Le budget d'un Etat accentue telle ou telle considération de ressources ou de charges,
peu importe qu'elle soit dérisoire ou destructrice.
Mais jamais il ne saurait dominer l'échange économique, le fixer à ce qu'il souhaite, il en est une suite, non pas une voie d'accès.


L'ignorance économique qui consiste ainsi à expliquer les variations des monnaies réglementés €uro ou dollar par des budgets des Etats ne doit pas être suivie comme elle l'est depuis des années.

Il faut refuser l'argument spécieux qui contribue à faire oublier les ruines qu'ont causées les changements du XXè siècle (cf., par exemple, ce billet de juin 2012), à commencer peut-être par l'interdiction de la convertibilité en monnaie or, à la demande, à taux fixe,
des substituts de monnaie réglementée bancaires .

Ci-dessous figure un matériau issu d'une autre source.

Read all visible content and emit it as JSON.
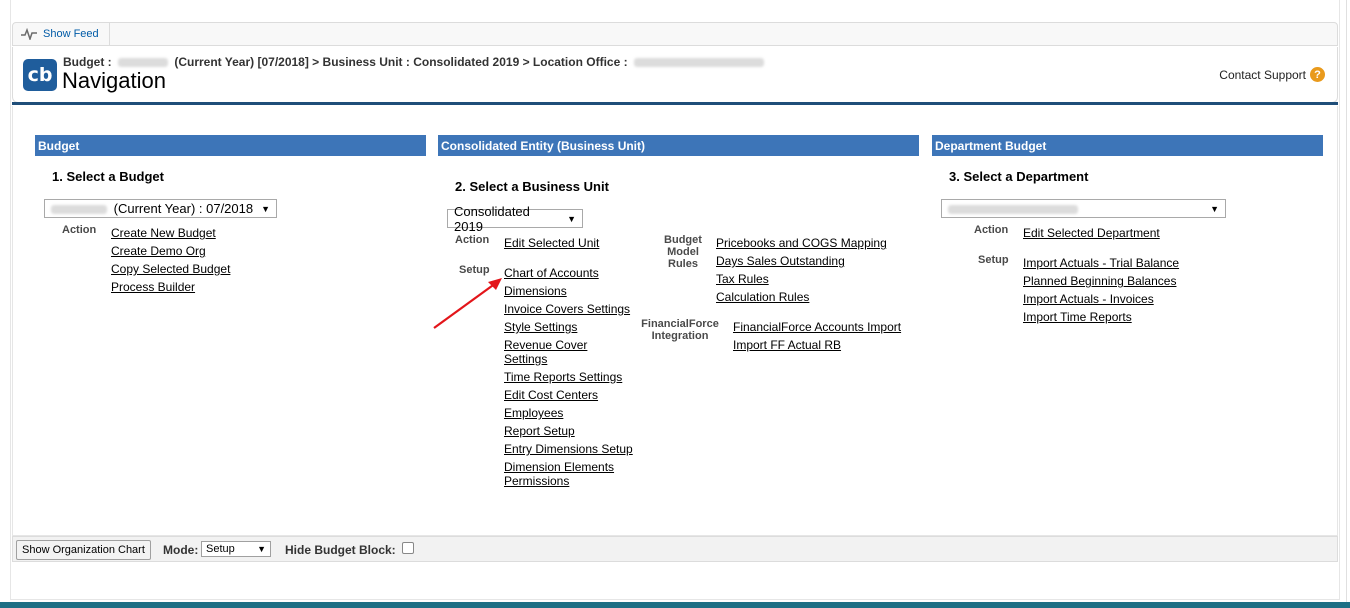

Cette interdiction alliée aux conséquences opposées de la Conférence antérieure de Gènes (1922) doivent être abandonnées. 
Pour sa part, le Fonds monétaire international, créé en 1944, sous des prétextes erronés, n'a plus de raison d'être depuis 1971-73.
Quant à l'euro, succédané du système monétaire européen conséquence de 1971-73, rien ne le justifie.  Il est d'autant moins justifié que le machin dénommé "mécanisme européen de stabilité" - entré en vigueur en octobre 2012 - est un scandale de plus dont sont exclus les peuples européens à quoi le vote n'a pas été demandé.